Semarang – Joko Purnomo (49) sulit buat bisa tidur dengan nyenyak. Setiap ada kendaraan besar melintas di atas tempat tinggalnya, rumahnya ikut bergetar. Dia sudah 18 tahun tinggal di bawah Flyover Cakrawala, Semarang.
Padahal, flyover itu merupakan jalur sibuk, truk dan kendaraan besar lalu-lalang baik siang maupun malam. Lokasinya juga berdekatan dengan bandara dan rel kereta api yang membuat kebisingan di tempat itu begitu lengkap.

“Ya kalau sudah biasa gimana, awalnya saya nggak bisa tidur juga di sini komplit lah truk, kereta api, pesawat, kalau lewat wah, tapi kalau sudah biasa ini kuping buntet, ya dinikmati saja,” kata Joko, Jumat (2/8/2024).
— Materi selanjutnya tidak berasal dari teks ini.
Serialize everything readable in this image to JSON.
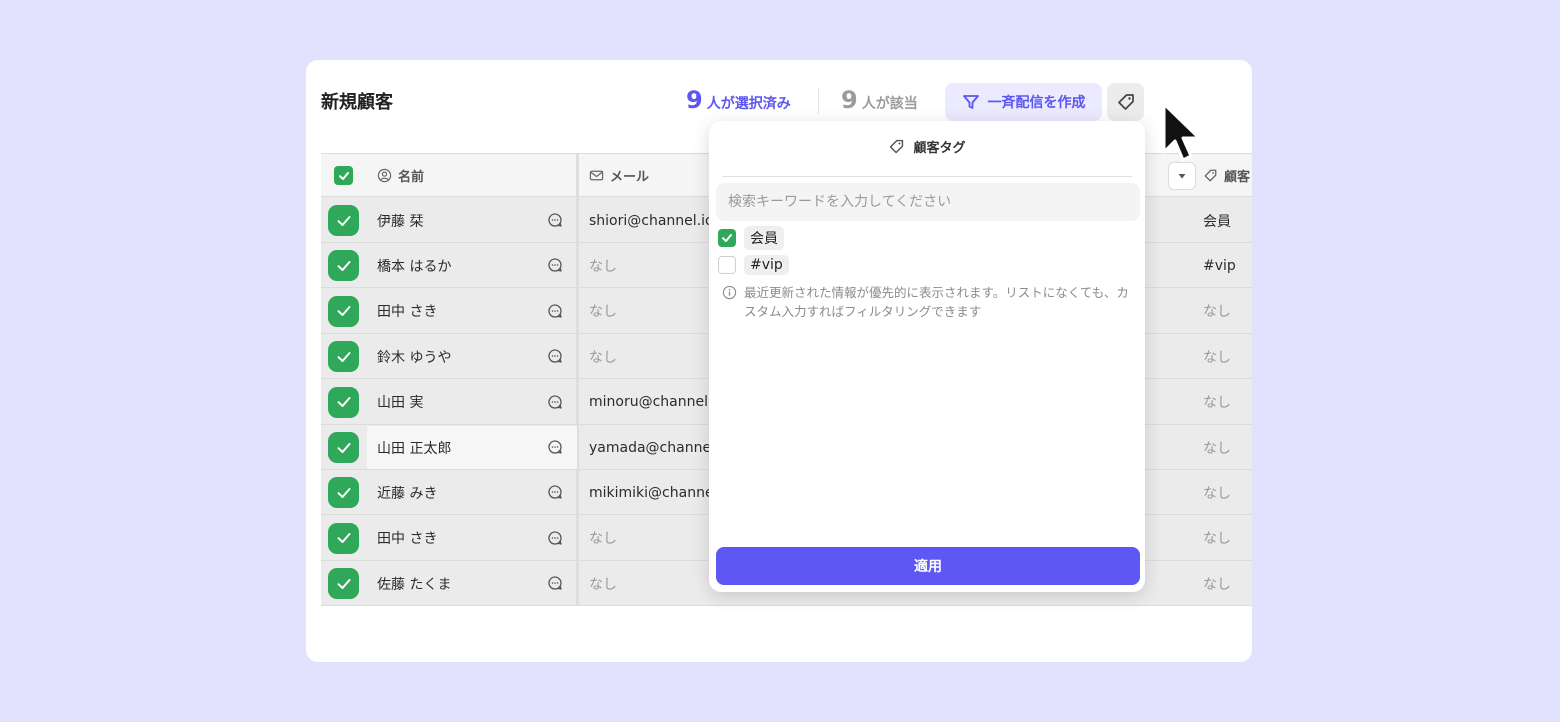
{
  "header": {
    "title": "新規顧客",
    "selected_num": "9",
    "selected_label": "人が選択済み",
    "match_num": "9",
    "match_label": "人が該当",
    "broadcast_label": "一斉配信を作成"
  },
  "table": {
    "columns": {
      "name": "名前",
      "email": "メール",
      "tag": "顧客"
    },
    "rows": [
      {
        "name": "伊藤 栞",
        "email": "shiori@channel.io",
        "tag": "会員"
      },
      {
        "name": "橋本 はるか",
        "email": "なし",
        "tag": "#vip"
      },
      {
        "name": "田中 さき",
        "email": "なし",
        "tag": "なし"
      },
      {
        "name": "鈴木 ゆうや",
        "email": "なし",
        "tag": "なし"
      },
      {
        "name": "山田 実",
        "email": "minoru@channel.io",
        "tag": "なし"
      },
      {
        "name": "山田 正太郎",
        "email": "yamada@channel.io",
        "tag": "なし"
      },
      {
        "name": "近藤 みき",
        "email": "mikimiki@channel.io",
        "tag": "なし"
      },
      {
        "name": "田中 さき",
        "email": "なし",
        "tag": "なし"
      },
      {
        "name": "佐藤 たくま",
        "email": "なし",
        "tag": "なし"
      }
    ]
  },
  "popup": {
    "title": "顧客タグ",
    "search_placeholder": "検索キーワードを入力してください",
    "options": [
      {
        "label": "会員",
        "checked": true
      },
      {
        "label": "#vip",
        "checked": false
      }
    ],
    "info": "最近更新された情報が優先的に表示されます。リストになくても、カスタム入力すればフィルタリングできます",
    "apply_label": "適用"
  },
  "colors": {
    "accent": "#5f57f3",
    "check_green": "#2fa85a",
    "background": "#e3e2fe"
  }
}
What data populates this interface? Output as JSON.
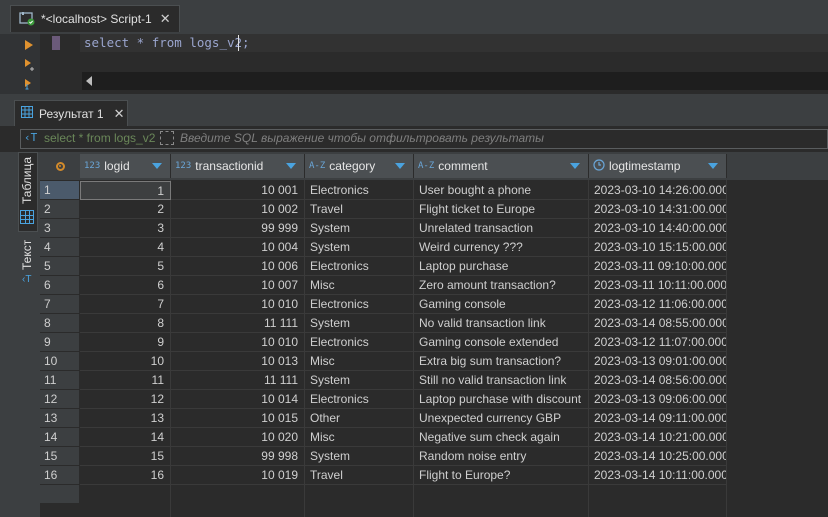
{
  "editor": {
    "tab_title": "*<localhost> Script-1",
    "tab_close": "✕",
    "sql": "select * from logs_v2;"
  },
  "results": {
    "tab_title": "Результат 1",
    "tab_close": "✕",
    "filter_query": "select * from logs_v2",
    "filter_placeholder": "Введите SQL выражение чтобы отфильтровать результаты",
    "side_tabs": {
      "table": "Таблица",
      "text": "Текст"
    },
    "columns": [
      {
        "name": "logid",
        "type_badge": "123"
      },
      {
        "name": "transactionid",
        "type_badge": "123"
      },
      {
        "name": "category",
        "type_badge": "A-Z"
      },
      {
        "name": "comment",
        "type_badge": "A-Z"
      },
      {
        "name": "logtimestamp",
        "type_badge": "clock-icon"
      }
    ],
    "selected_row": 1,
    "rows": [
      [
        "1",
        "1",
        "10 001",
        "Electronics",
        "User bought a phone",
        "2023-03-10 14:26:00.000"
      ],
      [
        "2",
        "2",
        "10 002",
        "Travel",
        "Flight ticket to Europe",
        "2023-03-10 14:31:00.000"
      ],
      [
        "3",
        "3",
        "99 999",
        "System",
        "Unrelated transaction",
        "2023-03-10 14:40:00.000"
      ],
      [
        "4",
        "4",
        "10 004",
        "System",
        "Weird currency ???",
        "2023-03-10 15:15:00.000"
      ],
      [
        "5",
        "5",
        "10 006",
        "Electronics",
        "Laptop purchase",
        "2023-03-11 09:10:00.000"
      ],
      [
        "6",
        "6",
        "10 007",
        "Misc",
        "Zero amount transaction?",
        "2023-03-11 10:11:00.000"
      ],
      [
        "7",
        "7",
        "10 010",
        "Electronics",
        "Gaming console",
        "2023-03-12 11:06:00.000"
      ],
      [
        "8",
        "8",
        "11 111",
        "System",
        "No valid transaction link",
        "2023-03-14 08:55:00.000"
      ],
      [
        "9",
        "9",
        "10 010",
        "Electronics",
        "Gaming console extended",
        "2023-03-12 11:07:00.000"
      ],
      [
        "10",
        "10",
        "10 013",
        "Misc",
        "Extra big sum transaction?",
        "2023-03-13 09:01:00.000"
      ],
      [
        "11",
        "11",
        "11 111",
        "System",
        "Still no valid transaction link",
        "2023-03-14 08:56:00.000"
      ],
      [
        "12",
        "12",
        "10 014",
        "Electronics",
        "Laptop purchase with discount",
        "2023-03-13 09:06:00.000"
      ],
      [
        "13",
        "13",
        "10 015",
        "Other",
        "Unexpected currency GBP",
        "2023-03-14 09:11:00.000"
      ],
      [
        "14",
        "14",
        "10 020",
        "Misc",
        "Negative sum check again",
        "2023-03-14 10:21:00.000"
      ],
      [
        "15",
        "15",
        "99 998",
        "System",
        "Random noise entry",
        "2023-03-14 10:25:00.000"
      ],
      [
        "16",
        "16",
        "10 019",
        "Travel",
        "Flight to Europe?",
        "2023-03-14 10:11:00.000"
      ]
    ]
  },
  "colors": {
    "accent": "#4aa3df",
    "header_bg": "#4b4f52",
    "background": "#2b2b2b"
  }
}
Joko bersama puluhan keluarga lain sebelumnya tidak pernah membayangkan akan tinggal di tempat tersebut. Namun nasib apes menimpa mereka, harus tergusur dari tempat tinggalnya.

“Sebenarnya kami semua tidak mengharapkan tinggal di bawah jembatan, ini akibatnya karena kita kena gusur tahun 2006,” kata dia.

Joko menyadari, mereka ceroboh saat tergiur tawaran tanah dengan harga jauh di bawah harga pasar. Ternyata mereka tertipu, tanah yang mereka beli adalah tanah wakaf. Tentunya mereka tidak bisa untuk memproses kepemilikan tanah tersebut.

“Jadi dulu di sana itu tanahnya sudah dikapling-kapling, siapa ya yang nggak mau punya rumah di Semarang nah di situ ada yang nawari karena murah bilangnya bekas tanah garapan. Kebodohan kami itu memang mau beli tanah nggak ada sertifikatnya kok mau,” katanya.

Tahun 2001 saat dia membeli tanah itu, dia hanya menghabiskan uang Rp 3 juta. Joko sendiri mau membeli tanah di situ karena melihat lingkungan yang sudah padat penduduk.

Ternyata, 5 tahun kemudian dirinya harus tergusur bersama ratusan orang lain. Pemerintah juga disebut tak tinggal diam, katanya, sempat ada negosiasi agar warga bisa membeli tanah itu ke pemilik aslinya dengan cara mencicil. Warga juga sempat ditawarkan untuk membeli di daerah Palir.

Sayangnya, hanya 1 RT yang diberi kesempatan mencicil untuk menjadikan tanah itu menjadi milik penghuni. Selain itu, karena banyaknya warga yang terdampak, tak semuanya kebagian lahan relokasi.

Akhirnya, sebagian warga memilih tinggal di bawah flyover dengan mendirikan bangunan semi permanen. Momen penggusuran itu hingga kini masih membekas bagi dirinya.

Saat beberapa warga lain memilih tinggal di bawah flyover, Joko sebenarnya sempat tinggal di rumah kontrakan. Namun dia tidak mampu menolak ajakan kawan-kawannya untuk ikut tinggal di permukiman tak resmi itu.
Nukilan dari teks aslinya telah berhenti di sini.